For the past three days I have held a steady fever of 99 – 100 F, which this afternoon started to fade. Not feeling too awful, yet not quite alive either, I run up and down to our daughter’s desire. I can feel a small bump in my left breast, which hurts and stinging burning sensation when milk rushes through. Thanks to Google I know that what I have is called mastitis and that with some heat, massaging and pumping it will go away. If the fever persists and the pain increases, then I must see a doctor who will probably prescribe antibiotics for a week. If the seven days go by and my symptoms continue, I will painfully go deeper into the american healthcare system and get my boob and wallet drained.
Fortunately, I am already feeling better and none of the latter interventions will be needed. Yet, I know about them because of the internet. As I browse around 20 websites containing valuable information about mastitis, I wonder what do young isolated mothers around the world do when they get this painful, warm lump in their breast and a high fever – out of the blue? How do they know not to panic? How do they know that breastfeeding more often is the answer, regardless of pain intuition?
In many villages I imagine that elder women can aid the new mother. But with the poor job most of the world does at educating women about their own biology and reproductive health, I bet many are at a loss. I often think about women when I am in pain. How do new moms around the world deal with childbirth – I am not thinking of those with access to an epidural, scheduled c-sections, etc. My mind wonders to huts in remote places, where medical assistance is almost none existent.
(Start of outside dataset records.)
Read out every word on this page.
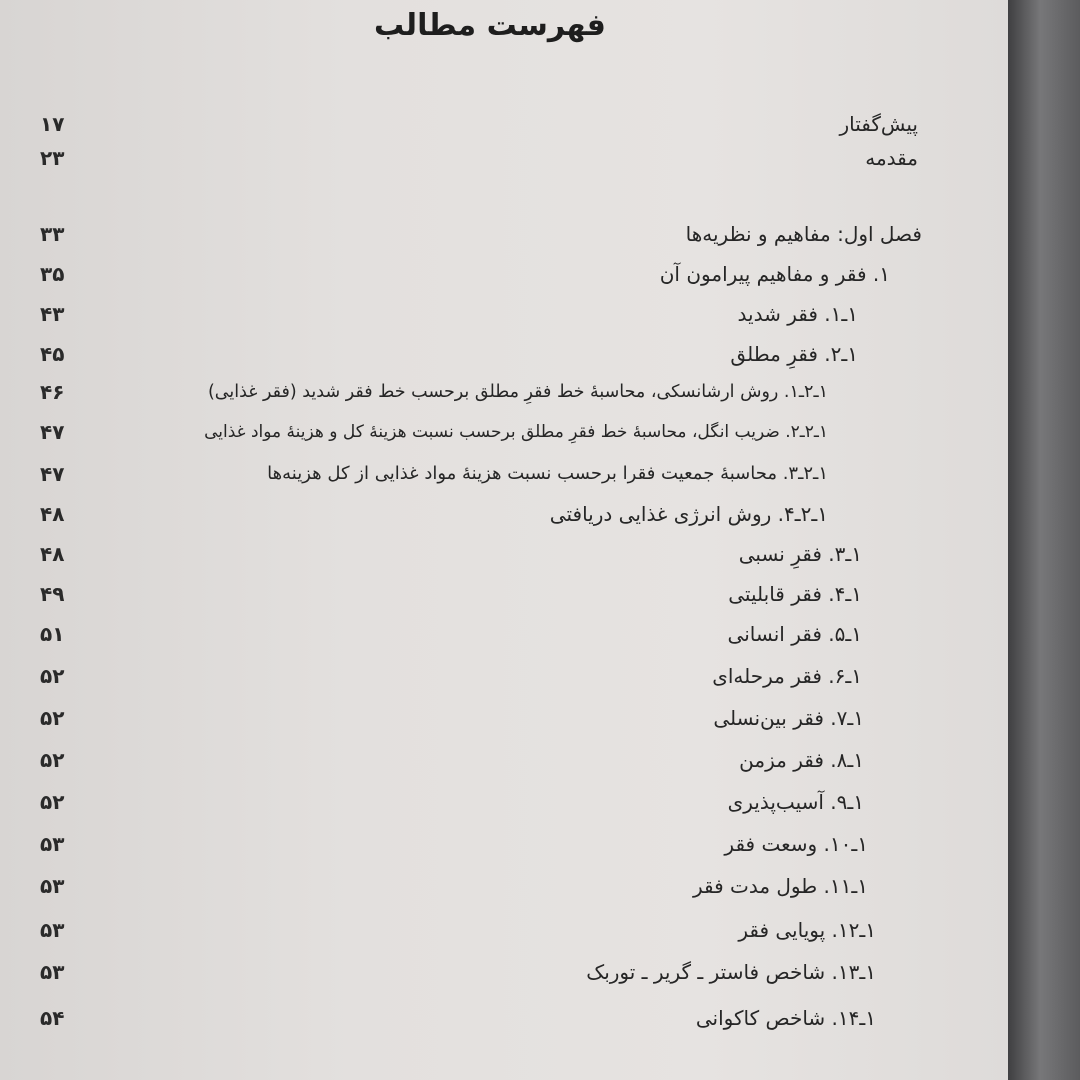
فهرست مطالب
پیش‌گفتار
۱۷
مقدمه
۲۳
فصل اول: مفاهیم و نظریه‌ها
۳۳
۱. فقر و مفاهیم پیرامون آن
۳۵
۱ـ۱. فقر شدید
۴۳
۱ـ۲. فقرِ مطلق
۴۵
۱ـ۲ـ۱. روش ارشانسکی، محاسبهٔ خط فقرِ مطلق برحسب خط فقر شدید (فقر غذایی)
۴۶
۱ـ۲ـ۲. ضریب انگل، محاسبهٔ خط فقرِ مطلق برحسب نسبت هزینهٔ کل و هزینهٔ مواد غذایی
۴۷
۱ـ۲ـ۳. محاسبهٔ جمعیت فقرا برحسب نسبت هزینهٔ مواد غذایی از کل هزینه‌ها
۴۷
۱ـ۲ـ۴. روش انرژی غذایی دریافتی
۴۸
۱ـ۳. فقرِ نسبی
۴۸
۱ـ۴. فقر قابلیتی
۴۹
۱ـ۵. فقر انسانی
۵۱
۱ـ۶. فقر مرحله‌ای
۵۲
۱ـ۷. فقر بین‌نسلی
۵۲
۱ـ۸. فقر مزمن
۵۲
۱ـ۹. آسیب‌پذیری
۵۲
۱ـ۱۰. وسعت فقر
۵۳
۱ـ۱۱. طول مدت فقر
۵۳
۱ـ۱۲. پویایی فقر
۵۳
۱ـ۱۳. شاخص فاستر ـ گریر ـ توربک
۵۳
۱ـ۱۴. شاخص کاکوانی
۵۴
Who briefs those child brides of the pain that they are about to endure as their child cruises through their tiny pelvis? Who helps them get a good latch on those first few days of their baby’s life?
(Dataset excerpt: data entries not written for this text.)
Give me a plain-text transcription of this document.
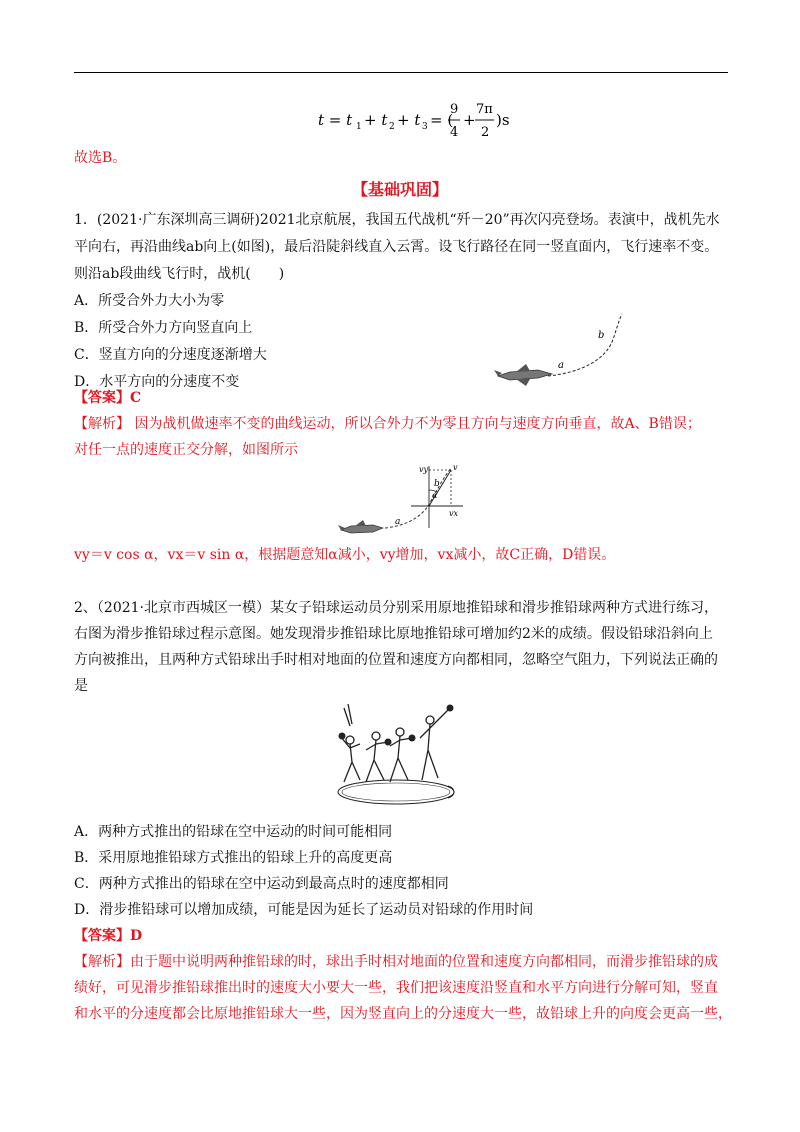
t = t 1 + t 2 + t 3 = (
9
4
+
7π
2
)s
故选B。
【基础巩固】
1．(2021·广东深圳高三调研)2021北京航展，我国五代战机“歼－20”再次闪亮登场。表演中，战机先水
平向右，再沿曲线ab向上(如图)，最后沿陡斜线直入云霄。设飞行路径在同一竖直面内，飞行速率不变。
则沿ab段曲线飞行时，战机(　　)
A．所受合外力大小为零
B．所受合外力方向竖直向上
C．竖直方向的分速度逐渐增大
D．水平方向的分速度不变
a
b
【答案】C
【解析】 因为战机做速率不变的曲线运动，所以合外力不为零且方向与速度方向垂直，故A、B错误；
对任一点的速度正交分解，如图所示
a
b
vy	v
vx
α
vy＝v cos α，vx＝v sin α，根据题意知α减小，vy增加，vx减小，故C正确，D错误。
2、（2021·北京市西城区一模）某女子铅球运动员分别采用原地推铅球和滑步推铅球两种方式进行练习，
右图为滑步推铅球过程示意图。她发现滑步推铅球比原地推铅球可增加约2米的成绩。假设铅球沿斜向上
方向被推出，且两种方式铅球出手时相对地面的位置和速度方向都相同，忽略空气阻力，下列说法正确的
是
A．两种方式推出的铅球在空中运动的时间可能相同
B．采用原地推铅球方式推出的铅球上升的高度更高
C．两种方式推出的铅球在空中运动到最高点时的速度都相同
D．滑步推铅球可以增加成绩，可能是因为延长了运动员对铅球的作用时间
【答案】D
【解析】由于题中说明两种推铅球的时，球出手时相对地面的位置和速度方向都相同，而滑步推铅球的成
绩好，可见滑步推铅球推出时的速度大小要大一些，我们把该速度沿竖直和水平方向进行分解可知，竖直
和水平的分速度都会比原地推铅球大一些，因为竖直向上的分速度大一些，故铅球上升的向度会更高一些，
A common statistic on maternal mortality states that a woman dies of childbirth every 20 seconds. I revisited this post three time during the last week, writing whenever I had time. On average I spent about 20 min each time, from the moment I began writing this post to the moment I finished typing about 180 women died and left an orphaned child behind, if the baby survived. That is crazy to me! How can we live in a world where so many mothers die from childbirth?
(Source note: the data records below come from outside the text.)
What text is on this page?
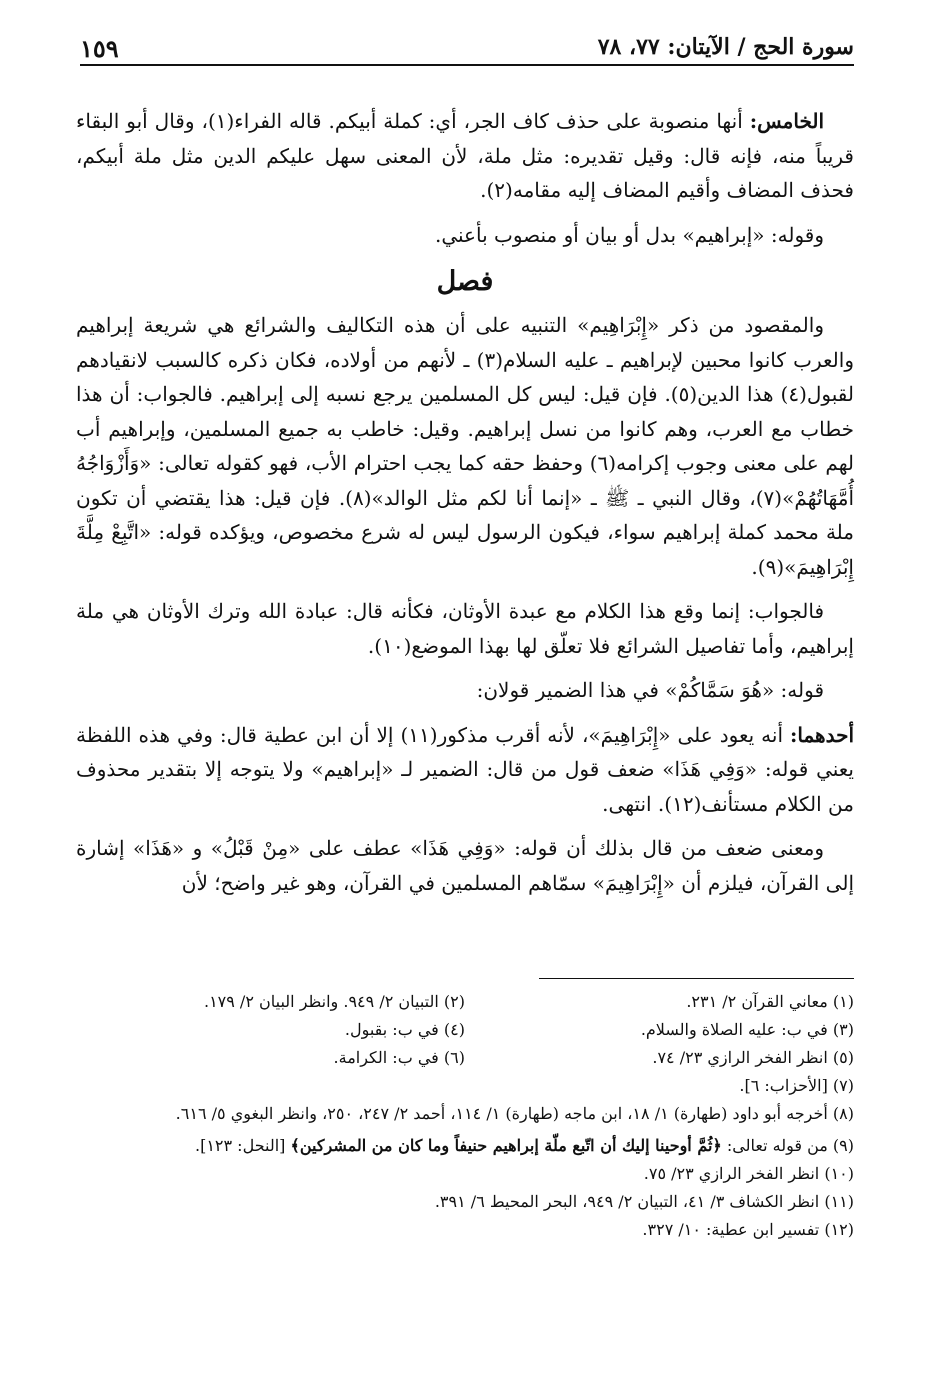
سورة الحج / الآيتان: ٧٧، ٧٨
١٥٩

الخامس: أنها منصوبة على حذف كاف الجر، أي: كملة أبيكم. قاله الفراء(١)، وقال أبو البقاء قريباً منه، فإنه قال: وقيل تقديره: مثل ملة، لأن المعنى سهل عليكم الدين مثل ملة أبيكم، فحذف المضاف وأقيم المضاف إليه مقامه(٢).

وقوله: «إبراهيم» بدل أو بيان أو منصوب بأعني.

فصل

والمقصود من ذكر «إِبْرَاهِيم» التنبيه على أن هذه التكاليف والشرائع هي شريعة إبراهيم والعرب كانوا محبين لإبراهيم ـ عليه السلام(٣) ـ لأنهم من أولاده، فكان ذكره كالسبب لانقيادهم لقبول(٤) هذا الدين(٥). فإن قيل: ليس كل المسلمين يرجع نسبه إلى إبراهيم. فالجواب: أن هذا خطاب مع العرب، وهم كانوا من نسل إبراهيم. وقيل: خاطب به جميع المسلمين، وإبراهيم أب لهم على معنى وجوب إكرامه(٦) وحفظ حقه كما يجب احترام الأب، فهو كقوله تعالى: «وَأَزْوَاجُهُ أُمَّهَاتُهُمْ»(٧)، وقال النبي ـ ﷺ ـ «إنما أنا لكم مثل الوالد»(٨). فإن قيل: هذا يقتضي أن تكون ملة محمد كملة إبراهيم سواء، فيكون الرسول ليس له شرع مخصوص، ويؤكده قوله: «اتَّبِعْ مِلَّةَ إِبْرَاهِيمَ»(٩).

فالجواب: إنما وقع هذا الكلام مع عبدة الأوثان، فكأنه قال: عبادة الله وترك الأوثان هي ملة إبراهيم، وأما تفاصيل الشرائع فلا تعلّق لها بهذا الموضع(١٠).

قوله: «هُوَ سَمَّاكُمْ» في هذا الضمير قولان:

أحدهما: أنه يعود على «إِبْرَاهِيمَ»، لأنه أقرب مذكور(١١) إلا أن ابن عطية قال: وفي هذه اللفظة يعني قوله: «وَفِي هَذَا» ضعف قول من قال: الضمير لـ «إبراهيم» ولا يتوجه إلا بتقدير محذوف من الكلام مستأنف(١٢). انتهى.

ومعنى ضعف من قال بذلك أن قوله: «وَفِي هَذَا» عطف على «مِنْ قَبْلُ» و «هَذَا» إشارة إلى القرآن، فيلزم أن «إِبْرَاهِيمَ» سمّاهم المسلمين في القرآن، وهو غير واضح؛ لأن

(١) معاني القرآن ٢/ ٢٣١.
(٢) التبيان ٢/ ٩٤٩. وانظر البيان ٢/ ١٧٩.
(٣) في ب: عليه الصلاة والسلام.
(٤) في ب: بقبول.
(٥) انظر الفخر الرازي ٢٣/ ٧٤.
(٦) في ب: الكرامة.

(٧) [الأحزاب: ٦].

(٨) أخرجه أبو داود (طهارة) ١/ ١٨، ابن ماجه (طهارة) ١/ ١١٤، أحمد ٢/ ٢٤٧، ٢٥٠، وانظر البغوي ٥/ ٦١٦.

(٩) من قوله تعالى: ﴿ثُمَّ أوحينا إليك أن اتّبع ملّة إبراهيم حنيفاً وما كان من المشركين﴾ [النحل: ١٢٣].

(١٠) انظر الفخر الرازي ٢٣/ ٧٥.

(١١) انظر الكشاف ٣/ ٤١، التبيان ٢/ ٩٤٩، البحر المحيط ٦/ ٣٩١.

(١٢) تفسير ابن عطية: ١٠/ ٣٢٧.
According to the World Health Organization (WHO), each year about 100,000 women are affected by obstetric fistula, a hole in the birth canal that commonly develops when there is obstructed labour. This is commonly seen in women who did not have access to a medical facility to conduct an emergency c-section, it is also found in child-brides whose pelvis are not wide enough for the baby’s head and (on another note) women who have been brutally raped (which is commonly used as a weapon of war an unfortunately endemic in part of the world). That is 274 woman a day that will now most likely experience social segregation, due to their newly constant incontinence and smell. How do they cope with the incredible stinging that, I imagine, arises from having poop drain through your uterus lining?
At the end, these are all statistics. Behind each number lies a woman and for every woman counted there are countless others whose stories have yet been included into yet another annual report.
So there you have it… a stress point in my life… global women’s health and empowerment – my passion.